Patients infected with HIV-1 subtype C failed antiretroviral therapy significantly earlier than did HIV-1B–infected patients, especially when they received ritonavir-boosted protease inhibitors instead of nonnucleoside reverse transcriptase inhibitors, according to a Swedish national cohort study.
“As low- and middle-income countries are poised to scale up second-line antiretroviral therapy containing ritonavir-boosted PIs [protease inhibitors], a concern is that PIs will be less efficient in patients with HIV-1C,” said Dr.
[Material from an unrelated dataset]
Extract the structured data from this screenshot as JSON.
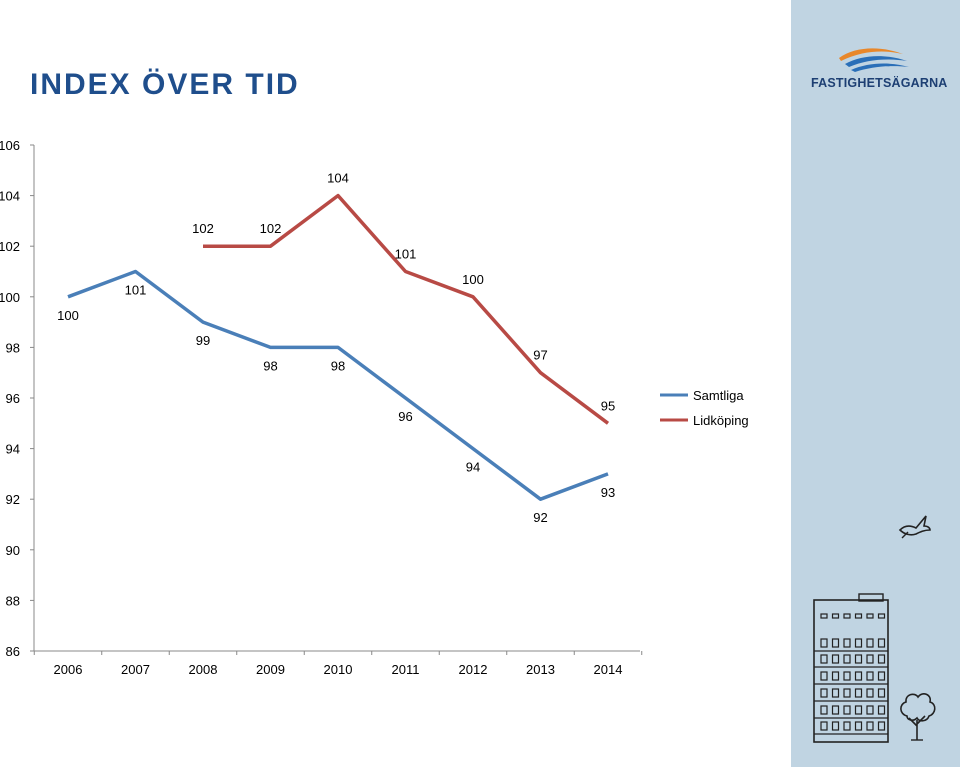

Ujjwal Neogi of the Karolinska Institute in Stockholm and his associates. “Studies of new drugs such as integrase inhibitors should be done in patients with HIV-1C and other non-B subtypes, which are responsible for the greatest global HIV burden,” they wrote online in the Lancet HIV.
HIV-infected patients in low-income and middle-income countries often receive second-line boosted PI-based regimens, but few studies have rigorously looked at treatment response for the HIV-1C subtype, which causes most infections in countries such as Ethiopia, India, and South Africa, the investigators noted. They studied more than 99% of Sweden’s HIV-positive population to identify predictors of virologic failure. The dataset included 1,077 HIV-1B–infected patients and 596 HIV-1C–infected patients; 90% of the latter were immigrants (Lancet HIV. 2016 Mar 14. doi: 10.1016/S2352-301800023-0).
Predictors of primary virologic failure included higher baseline viral load (odds ratio, 1.8; 95% confidence interval, 1.5-2.2); subtype C infection (OR, 1.75; 1.1-2.9), and boosted PI-based regimens (OR, 1.55; 95% CI, 1.5-2.1). After adjustment for transmission route and duration of antiretroviral therapy, time to secondary virologic failure on boosted PI-based regimens was significantly earlier for HIV-1C–infected patients, compared with HIV-1B patients (hazard ratio, 1.8; 95% CI, 1.3-2.9). However, HIV-1 subtype did not significantly predict time to virologic failure for nonnucleoside reverse transcriptase inhibitor–based regimens.
“The poorer treatment outcome occurred in the patients with HIV-1C despite developed clinical care, modern laboratory monitoring, and focused adherence support at highly HIV-specialized infectious disease clinics in a high-income country,” the researchers wrote. Self-reported adherence to therapy did not differ by treatment regimen or HIV-1 subtype, although adherence data were available for only about a third of HIV-1C–infected patients, they added.
Homology-based molecular modeling also seemed to show a lower affinity between the PIs darunavir and lopinavir and the HIV-1C protease, compared with the HIV-1B protease, said the researchers. “Naturally occurring polymorphisms in HIV-1C protease might affect the binding of at least some protease inhibitors, potentially contributing to the differences we observed,” they concluded.
The study was funded by the Karolinska Institutet Research Foundation, Swedish Research Council, Stockholm County Council, Swedish Physicians against AIDS, National Institutes of Health, and University of Missouri. The investigators had no relevant financial disclosures.